Comparison of retail supplier sentiments expressed in ARC's early 2005 interviews and those conducted just recently confirm the soft investment environment experienced by most EPC hardware and software suppliers. Manufacturer investment in EPC RFID infrastructure is being delayed by the ongoing effort to apply or integrate existing investments. Many are similarly reticent to invest in existing technology given that Gen 2-compatible tags and infrastructure are in their future. The majority appear to be forgoing major hardware infrastructure purchases and will continue in largely pilot mode for the near-term.
A number of manufacturers are already on to their second or third suppliers of tags, readers, and/or printers due to a variety of problems with the initial products they purchased. These early difficulties are understandable given that many of the first products were selected by default. A sampling of early infrastructure supplier selection criteria includes: because Wal-Mart was using it; it was offered by the tag or existing Auto ID vendor; and/or was recommended by an outside system integrator. Many also report recent resolution of a variety of print-and-apply issues.
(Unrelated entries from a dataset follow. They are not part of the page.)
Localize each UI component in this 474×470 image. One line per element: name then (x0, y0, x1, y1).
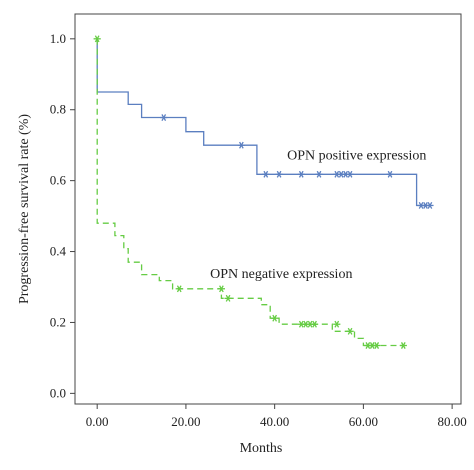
x-tick-label: 40.00 (260, 414, 289, 429)
opn-negative-censor-marker (93, 35, 101, 43)
opn-negative-censor-marker (333, 320, 341, 328)
opn-negative-censor-marker (373, 342, 381, 349)
opn-negative-censor-marker (224, 294, 232, 302)
y-tick-label: 0.8 (50, 102, 66, 117)
opn-positive-censor-marker (346, 170, 354, 178)
y-axis: 0.0 0.2 0.4 0.6 0.8 1.0 (50, 31, 75, 400)
opn-positive-censor-marker (262, 170, 270, 178)
x-tick-label: 80.00 (438, 414, 467, 429)
opn-negative-censor-marker (271, 314, 279, 322)
x-tick-label: 60.00 (349, 414, 378, 429)
opn-positive-censor-marker (160, 114, 168, 121)
opn-negative-censor-marker (175, 285, 183, 293)
plot-frame (74, 13, 462, 405)
y-tick-label: 0.2 (50, 314, 66, 329)
opn-negative-label: OPN negative expression (210, 267, 352, 282)
opn-positive-censor-marker (275, 170, 283, 178)
x-axis: 0.00 20.00 40.00 60.00 80.00 (86, 404, 467, 429)
opn-negative-censor-marker (346, 327, 354, 335)
series-layer (93, 35, 434, 349)
x-tick-label: 20.00 (171, 414, 200, 429)
opn-positive-censor-marker (237, 141, 245, 149)
opn-negative-series-line (96, 38, 404, 347)
opn-positive-label: OPN positive expression (287, 148, 426, 163)
opn-positive-censor-marker (426, 202, 434, 209)
y-tick-label: 0.0 (50, 385, 66, 400)
x-axis-title: Months (240, 441, 283, 456)
opn-positive-series-line (96, 38, 430, 207)
opn-positive-censor-marker (386, 170, 394, 178)
opn-negative-censor-marker (399, 342, 407, 349)
opn-positive-censor-marker (315, 170, 323, 178)
y-axis-title: Progression-free survival rate (%) (17, 114, 32, 304)
x-tick-label: 0.00 (86, 414, 109, 429)
opn-negative-censor-marker (217, 285, 226, 293)
annotation-layer: OPN positive expression OPN negative expr… (210, 148, 426, 282)
opn-positive-censor-marker (297, 170, 305, 178)
y-tick-label: 0.6 (50, 173, 67, 188)
y-tick-label: 0.4 (50, 244, 67, 259)
opn-negative-censor-marker (310, 320, 319, 328)
y-tick-label: 1.0 (50, 31, 66, 46)
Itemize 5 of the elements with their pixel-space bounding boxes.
These ranged from coordination issues between inlay, label, and printer providers to labels not feeding properly or lack of compatibility with middleware.
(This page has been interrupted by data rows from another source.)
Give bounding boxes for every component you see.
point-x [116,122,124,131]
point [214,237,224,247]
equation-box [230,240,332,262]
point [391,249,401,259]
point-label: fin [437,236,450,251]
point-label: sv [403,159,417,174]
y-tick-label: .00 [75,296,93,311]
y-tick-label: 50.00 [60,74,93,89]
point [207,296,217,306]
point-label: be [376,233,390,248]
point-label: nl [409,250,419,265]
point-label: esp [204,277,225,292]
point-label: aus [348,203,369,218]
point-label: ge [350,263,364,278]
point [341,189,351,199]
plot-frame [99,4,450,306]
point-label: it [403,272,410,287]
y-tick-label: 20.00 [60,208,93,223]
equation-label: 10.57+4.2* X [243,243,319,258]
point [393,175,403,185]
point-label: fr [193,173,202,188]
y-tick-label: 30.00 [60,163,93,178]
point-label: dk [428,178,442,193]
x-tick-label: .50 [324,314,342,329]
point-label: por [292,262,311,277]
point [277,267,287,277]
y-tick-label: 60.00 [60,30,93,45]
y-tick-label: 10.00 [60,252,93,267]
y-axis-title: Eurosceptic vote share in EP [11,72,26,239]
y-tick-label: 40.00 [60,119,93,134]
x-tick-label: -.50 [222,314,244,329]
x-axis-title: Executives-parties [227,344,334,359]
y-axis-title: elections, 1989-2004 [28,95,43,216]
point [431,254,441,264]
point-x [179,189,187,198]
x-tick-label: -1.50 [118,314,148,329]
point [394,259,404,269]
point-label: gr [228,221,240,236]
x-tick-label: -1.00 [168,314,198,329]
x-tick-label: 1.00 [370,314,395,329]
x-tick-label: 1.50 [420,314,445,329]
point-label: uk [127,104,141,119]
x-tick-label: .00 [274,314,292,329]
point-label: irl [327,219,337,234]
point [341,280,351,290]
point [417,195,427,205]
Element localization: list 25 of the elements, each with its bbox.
Some retail suppliers report continued debate about the optimal tagging process and associated hardware and software architecture. For example, ubiquitous, truly passive RFID strategies inherently involve use of dock door and similar infrastructure portals. A number of suppliers are reconsidering this strategy and focusing instead on centralized read stations in load staging areas, at stretch wrappers, etc. If we assume a reader portal costs $10,000, this centralized approach can represent a significant cost savings because only 1 or 2 portals are needed at a central station versus 20 or more to outfit all of the dock doors.
Then there is the issue of how case tag data is being treated by manufacturers. ARC's most recent survey found that a significant amount of the data from product tagged this year is sitting in data warehouses and, so far, not being analyzed or compared to data fed back from the trade. Manufacturer complaints about lack of ROI from EPC investments often relate to the limited value of outbound case tag data, particularly in this age of sophisticated barcode and Auto ID tracking systems. In order to drive truly demand-driven manufacturing, this outbound case tag data must be integrated with the inbound data coming back from the retailer. This is the holy grail of EPC-driven supply chain integration, one that many manufacturers appreciate and to which some potentially aspire. It also represents a higher level of EPC-driven supply chain actualization that will increasingly distance the leaders in the retail supply base from the rest of the pack.